Initially, all five men protested innocence. But as the trial began, in March 1987, John Travers changed his plea – to guilty. In court, his true character was revealed. The sadistic teenager was suspected of previously raping 20 women and men. He’d even boasted about sex with sheep before slitting their throats and roasting their bodies on barbecues. Michael Murdoch and the Murphy brothers pleaded not guilty of abduction and kidnapping, sexual assault, robbery, malicious wounding and murder.
In his opening address, Crown Prosecutor Mr Alan Saunders, QC, told the jury: ‘You’d be less than human if you’re not horrified at what you’ll subsequently hear.’ The men were accused of dragging Anita to a car, stripping her before Travers raped her. After buying petrol with money from Anita’s purse, they’d driven to a field and dragged her out, pulling her through a barbed wire fence. There, away from the road, they’d beaten and kicked her. Raped her repeatedly. A frenzied, sordid attack.

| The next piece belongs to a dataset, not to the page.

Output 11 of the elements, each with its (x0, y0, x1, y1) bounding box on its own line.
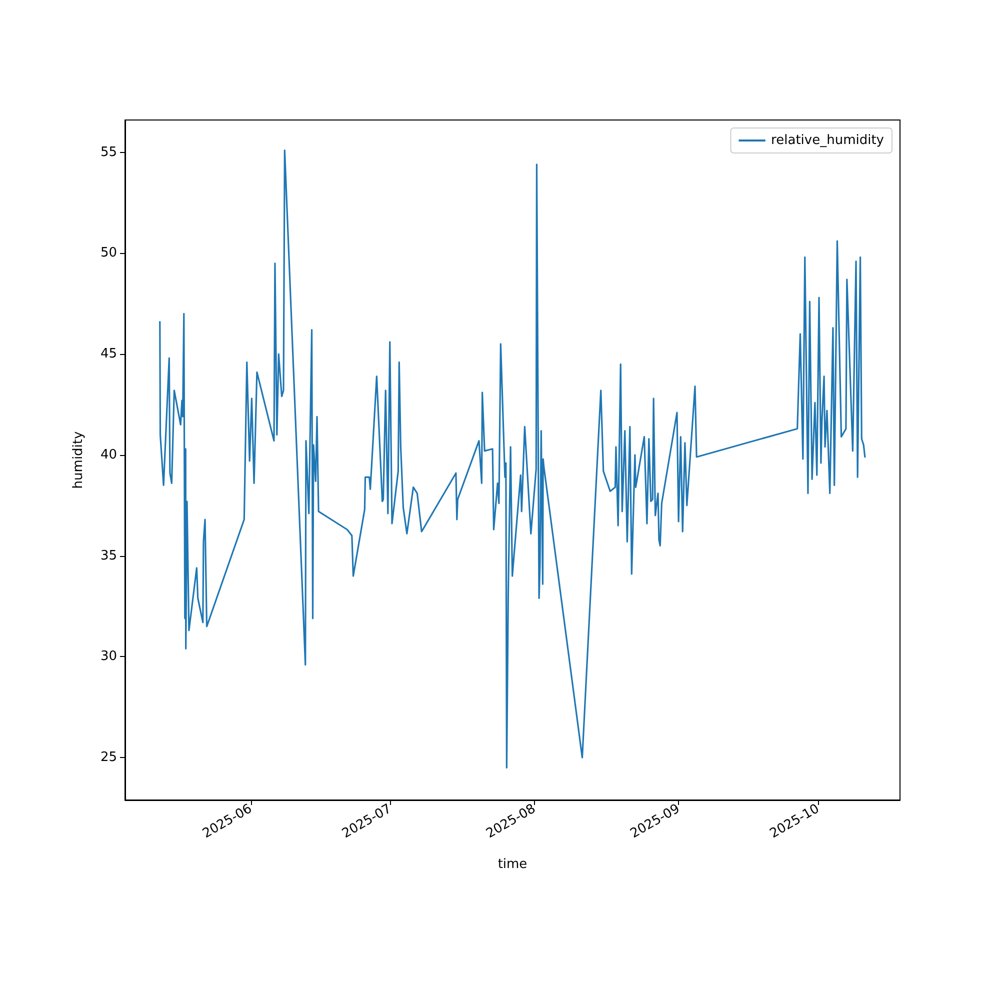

But how had Anita ended up dead? A chilling voice recording shed light on matters. When he’d first been arrested, John Travers had asked police if his aunt – known as Miss X in court – could bring him cigarettes. Unbeknown to him, Miss X had agreed to let police hide a microphone between her bra, taping the pack to her back. In a tense conversation, replayed to the court, she’d weedled a confession from Travers.
‘We were all drunk and she’d seen us,’ he explained, saying that the other men had told him: ‘Do your thing, Trawnie.’ He said that was why he’d turned around with his knife, as the others had gone back to the car. Bending over defenceless Anita, who lay crying for help, he’d grabbed her head and slit her throat.
The other men insisted in court that their involvement was minimal – that ring leader Travers instigated everything. But the jury saw through their lies. In June 1987, Justice Alan Maxwell jailed all five men to life imprisonment, plus additional time, never to be released. Describing Anita’s murder as ‘one of the most horrifying physical and sexual assaults’, he said that it was ‘a calculated killing done in cold blood.’
For the rest of their lives, Anita’s parents dedicated themselves to helping families of other murder victims by running a support group and working tirelessly with Sydney police. Thirty years on from Anita’s murder, her younger sister Kathryn is determined to keeping her memory alive. In 2015, an emotional memorial was held at the park which now stands where her body was found. Meanwhile, her killers will rot in prison for the rest of their days.